Overall, government must provide certainty by planning long-term. It’s essential that government provides long-term planning and guarantees investment in these skills through future governments. Industry must have the confidence to invest in infrastructure and skills in order to work on major projects. There is also the incentive argument. In our survey, 57% say financial incentives for new greener technologies would encourage their business to do more to lower its environmental impact.
COVID-19 could have a negative effect on recruitment of skills into the engineering profession, particularly those in which we need more skills for greater economic and ecological value. Engineering employers in the construction industry (26%) are most likely to have decreased wages for some or all staff.
The COVID-19 pandemic has had an impact upon employment and pay in the engineering sector. Other common actions that engineering employers have taken in response to the impact of coronavirus were freezing recruitment (41%), making redundancies (34%) and delaying planned wage increases (34%).
Large organisations are more likely than SMEs to have frozen recruitment during the COVID-19 epidemic (47% compared with 34%). Notably, micro employers are those who most often say they have not taken any workforce measures in response to the impact of COVID-19 and have no plans of doing so (20%). This could be an indication of lesser capability to do so, but potentially also lesser need.

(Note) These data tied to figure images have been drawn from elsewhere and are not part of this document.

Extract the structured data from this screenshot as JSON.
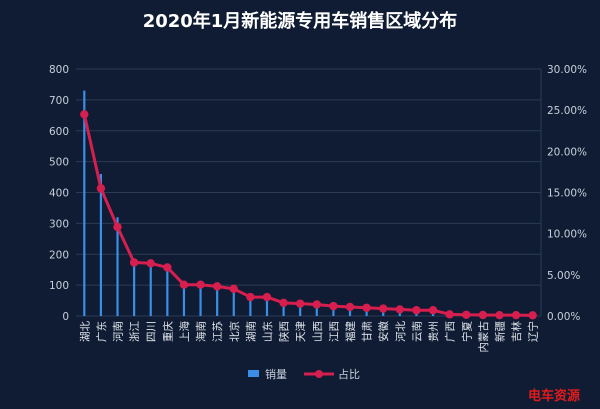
{
  "chart_data": {
    "type": "bar+line",
    "title": "2020年1月新能源专用车销售区域分布",
    "categories": [
      "湖北",
      "广东",
      "河南",
      "浙江",
      "四川",
      "重庆",
      "上海",
      "海南",
      "江苏",
      "北京",
      "湖南",
      "山东",
      "陕西",
      "天津",
      "山西",
      "江西",
      "福建",
      "甘肃",
      "安徽",
      "河北",
      "云南",
      "贵州",
      "广西",
      "宁夏",
      "内蒙古",
      "新疆",
      "吉林",
      "辽宁"
    ],
    "series": [
      {
        "name": "销量",
        "kind": "bar",
        "axis": "left",
        "values": [
          730,
          460,
          320,
          180,
          175,
          160,
          105,
          100,
          95,
          90,
          65,
          60,
          45,
          42,
          40,
          35,
          30,
          28,
          25,
          22,
          20,
          18,
          8,
          5,
          4,
          3,
          3,
          2
        ]
      },
      {
        "name": "占比",
        "kind": "line",
        "axis": "right",
        "values": [
          24.5,
          15.5,
          10.8,
          6.5,
          6.4,
          5.9,
          3.8,
          3.8,
          3.6,
          3.3,
          2.3,
          2.3,
          1.6,
          1.5,
          1.4,
          1.2,
          1.1,
          1.0,
          0.9,
          0.8,
          0.7,
          0.7,
          0.2,
          0.15,
          0.12,
          0.1,
          0.1,
          0.08
        ]
      }
    ],
    "y_left": {
      "ylim": [
        0,
        800
      ],
      "ticks": [
        "0",
        "100",
        "200",
        "300",
        "400",
        "500",
        "600",
        "700",
        "800"
      ]
    },
    "y_right": {
      "ylim": [
        0,
        30
      ],
      "ticks": [
        "0.00%",
        "5.00%",
        "10.00%",
        "15.00%",
        "20.00%",
        "25.00%",
        "30.00%"
      ]
    },
    "grid": true,
    "legend": "bottom-center",
    "colors": {
      "background": "#0f1c33",
      "bar": "#3a8ee6",
      "line": "#d61f4f",
      "grid": "#2c3a55"
    }
  },
  "watermark": "电车资源"
}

Among engineering employers who have or are planning to make redundancies as a result of the impact of COVID-19, the majority (55%) report that this will result in permanent redundancies for up to 10% of their workforce. A fifth (21%) say that between 11% and 24% will be made redundant, while 12% say this will be the case for between 25% and 49% of their workforce. Only one percent say that more than half will be made permanently redundant. This is the opposite of what the industry needs to improve the green economy, which should be the cornerstone of the UK’s economic recovery post-COVID.
As previously stated, more pathways need to open to get young people into green jobs and to reskill those already employed within engineering. This includes apprenticeship programmes, modular courses and academic / industry partnership to match the correct skills with the correct business. More funding needs to be provided to create long-term stability, providing both academia and industry with the assurance that these skills can be created and developed long term. High value, skilled jobs, need to be expanded at a rate to reverse these job losses and build on successive ecological and economic successes.

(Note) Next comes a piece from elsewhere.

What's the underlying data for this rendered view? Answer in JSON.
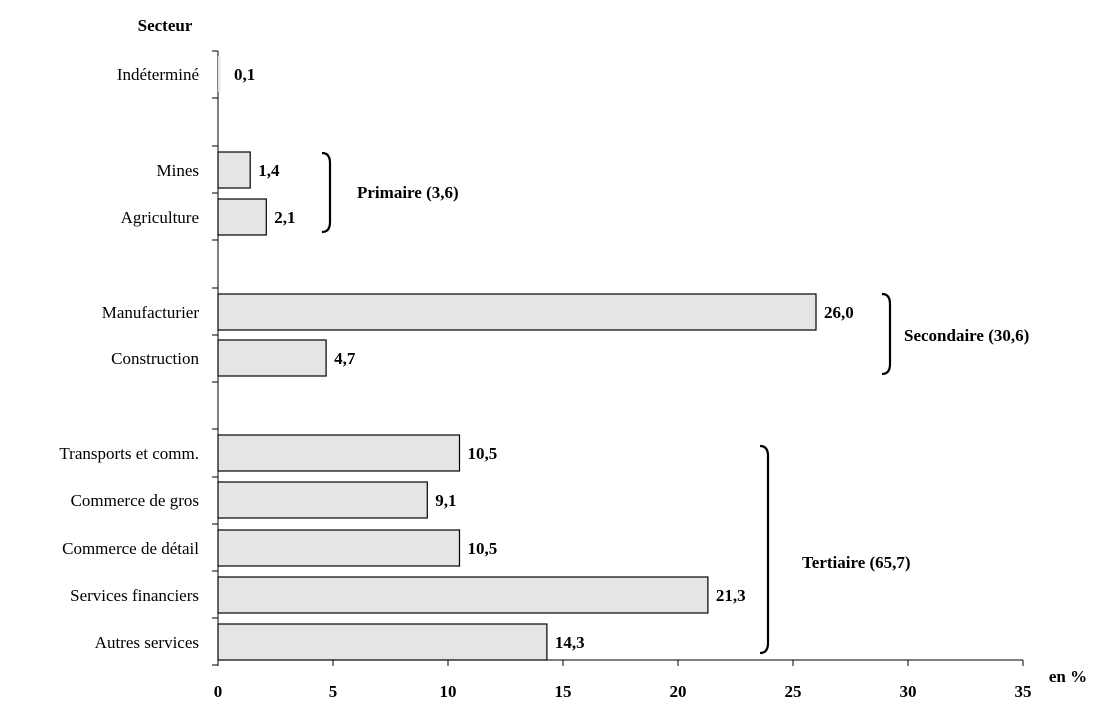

The global economic downturn has resulted in improvements to air quality and reductions in carbon emissions. This has brought the challenge of responding to climate change into sharp focus.

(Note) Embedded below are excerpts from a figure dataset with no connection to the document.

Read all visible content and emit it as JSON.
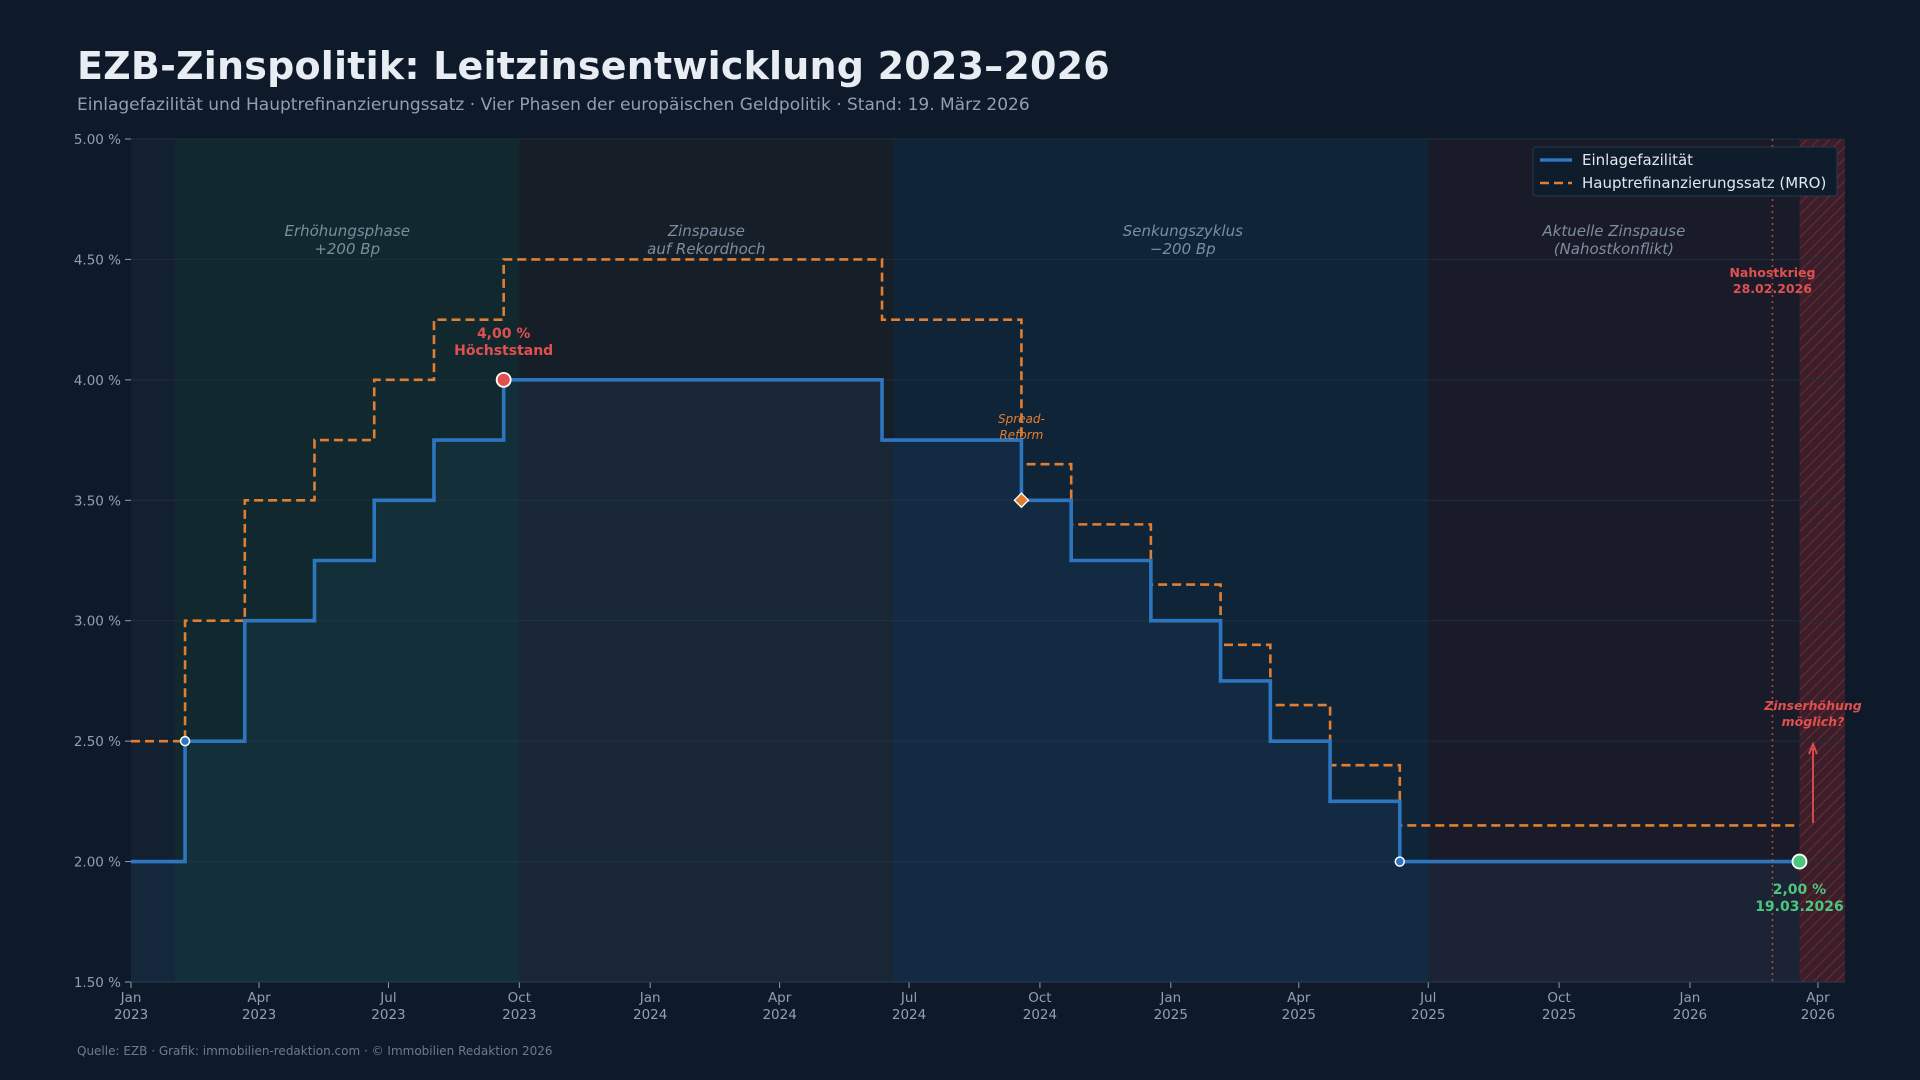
{
  "header": {
    "title": "EZB-Zinspolitik: Leitzinsentwicklung 2023–2026",
    "subtitle": "Einlagefazilität und Hauptrefinanzierungssatz  ·  Vier Phasen der europäischen Geldpolitik  ·  Stand: 19. März 2026"
  },
  "footer": {
    "source": "Quelle: EZB  ·  Grafik: immobilien-redaktion.com  ·  © Immobilien Redaktion 2026"
  },
  "colors": {
    "background": "#0e1a2a",
    "plot_bg": "#13202f",
    "deposit": "#2e75c0",
    "mro": "#e07f33",
    "red": "#e05050",
    "green": "#4cc77e",
    "phase1": "#11292e",
    "phase2": "#161e28",
    "phase3": "#102438",
    "phase4": "#1a1b28"
  },
  "chart_data": {
    "type": "line",
    "step": "post",
    "xlim": [
      "2023-01-01",
      "2026-04-20"
    ],
    "ylim": [
      1.5,
      5.0
    ],
    "y_ticks": [
      {
        "value": 1.5,
        "label": "1.50 %"
      },
      {
        "value": 2.0,
        "label": "2.00 %"
      },
      {
        "value": 2.5,
        "label": "2.50 %"
      },
      {
        "value": 3.0,
        "label": "3.00 %"
      },
      {
        "value": 3.5,
        "label": "3.50 %"
      },
      {
        "value": 4.0,
        "label": "4.00 %"
      },
      {
        "value": 4.5,
        "label": "4.50 %"
      },
      {
        "value": 5.0,
        "label": "5.00 %"
      }
    ],
    "x_ticks": [
      {
        "date": "2023-01-01",
        "month": "Jan",
        "year": "2023"
      },
      {
        "date": "2023-04-01",
        "month": "Apr",
        "year": "2023"
      },
      {
        "date": "2023-07-01",
        "month": "Jul",
        "year": "2023"
      },
      {
        "date": "2023-10-01",
        "month": "Oct",
        "year": "2023"
      },
      {
        "date": "2024-01-01",
        "month": "Jan",
        "year": "2024"
      },
      {
        "date": "2024-04-01",
        "month": "Apr",
        "year": "2024"
      },
      {
        "date": "2024-07-01",
        "month": "Jul",
        "year": "2024"
      },
      {
        "date": "2024-10-01",
        "month": "Oct",
        "year": "2024"
      },
      {
        "date": "2025-01-01",
        "month": "Jan",
        "year": "2025"
      },
      {
        "date": "2025-04-01",
        "month": "Apr",
        "year": "2025"
      },
      {
        "date": "2025-07-01",
        "month": "Jul",
        "year": "2025"
      },
      {
        "date": "2025-10-01",
        "month": "Oct",
        "year": "2025"
      },
      {
        "date": "2026-01-01",
        "month": "Jan",
        "year": "2026"
      },
      {
        "date": "2026-04-01",
        "month": "Apr",
        "year": "2026"
      }
    ],
    "series": [
      {
        "name": "Einlagefazilität",
        "style": "solid",
        "points": [
          {
            "date": "2023-01-01",
            "value": 2.0
          },
          {
            "date": "2023-02-08",
            "value": 2.5
          },
          {
            "date": "2023-03-22",
            "value": 3.0
          },
          {
            "date": "2023-05-10",
            "value": 3.25
          },
          {
            "date": "2023-06-21",
            "value": 3.5
          },
          {
            "date": "2023-08-02",
            "value": 3.75
          },
          {
            "date": "2023-09-20",
            "value": 4.0
          },
          {
            "date": "2024-06-12",
            "value": 3.75
          },
          {
            "date": "2024-09-18",
            "value": 3.5
          },
          {
            "date": "2024-10-23",
            "value": 3.25
          },
          {
            "date": "2024-12-18",
            "value": 3.0
          },
          {
            "date": "2025-02-05",
            "value": 2.75
          },
          {
            "date": "2025-03-12",
            "value": 2.5
          },
          {
            "date": "2025-04-23",
            "value": 2.25
          },
          {
            "date": "2025-06-11",
            "value": 2.0
          },
          {
            "date": "2026-03-19",
            "value": 2.0
          }
        ]
      },
      {
        "name": "Hauptrefinanzierungssatz (MRO)",
        "style": "dashed",
        "points": [
          {
            "date": "2023-01-01",
            "value": 2.5
          },
          {
            "date": "2023-02-08",
            "value": 3.0
          },
          {
            "date": "2023-03-22",
            "value": 3.5
          },
          {
            "date": "2023-05-10",
            "value": 3.75
          },
          {
            "date": "2023-06-21",
            "value": 4.0
          },
          {
            "date": "2023-08-02",
            "value": 4.25
          },
          {
            "date": "2023-09-20",
            "value": 4.5
          },
          {
            "date": "2024-06-12",
            "value": 4.25
          },
          {
            "date": "2024-09-18",
            "value": 3.65
          },
          {
            "date": "2024-10-23",
            "value": 3.4
          },
          {
            "date": "2024-12-18",
            "value": 3.15
          },
          {
            "date": "2025-02-05",
            "value": 2.9
          },
          {
            "date": "2025-03-12",
            "value": 2.65
          },
          {
            "date": "2025-04-23",
            "value": 2.4
          },
          {
            "date": "2025-06-11",
            "value": 2.15
          },
          {
            "date": "2026-03-19",
            "value": 2.15
          }
        ]
      }
    ],
    "phases": [
      {
        "start": "2023-02-01",
        "end": "2023-10-01",
        "lines": [
          "Erhöhungsphase",
          "+200 Bp"
        ],
        "color": "#11292e"
      },
      {
        "start": "2023-10-01",
        "end": "2024-06-20",
        "lines": [
          "Zinspause",
          "auf Rekordhoch"
        ],
        "color": "#161e28"
      },
      {
        "start": "2024-06-20",
        "end": "2025-07-01",
        "lines": [
          "Senkungszyklus",
          "−200 Bp"
        ],
        "color": "#102438"
      },
      {
        "start": "2025-07-01",
        "end": "2026-03-19",
        "lines": [
          "Aktuelle Zinspause",
          "(Nahostkonflikt)"
        ],
        "color": "#1a1b28"
      }
    ],
    "forecast_zone": {
      "start": "2026-03-19",
      "end": "2026-04-20"
    },
    "markers": [
      {
        "date": "2023-02-08",
        "value": 2.5,
        "kind": "small"
      },
      {
        "date": "2023-09-20",
        "value": 4.0,
        "kind": "peak"
      },
      {
        "date": "2024-09-18",
        "value": 3.5,
        "kind": "diamond"
      },
      {
        "date": "2025-06-11",
        "value": 2.0,
        "kind": "small"
      },
      {
        "date": "2026-03-19",
        "value": 2.0,
        "kind": "current"
      }
    ],
    "event_line": {
      "date": "2026-02-28"
    },
    "annotations": {
      "peak": {
        "lines": [
          "4,00 %",
          "Höchststand"
        ]
      },
      "spread": {
        "lines": [
          "Spread-",
          "Reform"
        ]
      },
      "current": {
        "lines": [
          "2,00 %",
          "19.03.2026"
        ]
      },
      "war": {
        "lines": [
          "Nahostkrieg",
          "28.02.2026"
        ]
      },
      "hike": {
        "lines": [
          "Zinserhöhung",
          "möglich?"
        ]
      }
    },
    "legend": {
      "position": "top-right",
      "items": [
        "Einlagefazilität",
        "Hauptrefinanzierungssatz (MRO)"
      ]
    }
  }
}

Similarly, there should be more curbs on sending scrap materials to foreign countries to repurpose and sell back to the UK. UK manufacturers could be procured to repurpose certain products into other products, such as plastic into clothing on scale. This would increase employment throughout the UK whilst tackling high emissions.
Due to underfunding in manufacturing, there are limited opportunities for a large number of high tech manufacturing green jobs in aggregate, compared to some Asian and German economies that have comparative advantage in.
Britain also offshores much of its low value manufacturing, sending scraps of little value abroad, to be re-manufactured into high value items, of which we buy, effectively paying twice for the same materials. This type of practice should stop and will create new jobs.
A study on these types of manufacturing processes is needed, looking at how to replicate parts which help with the Green Economy. This will require skills as stated previously to create and produce materials whilst making new green jobs.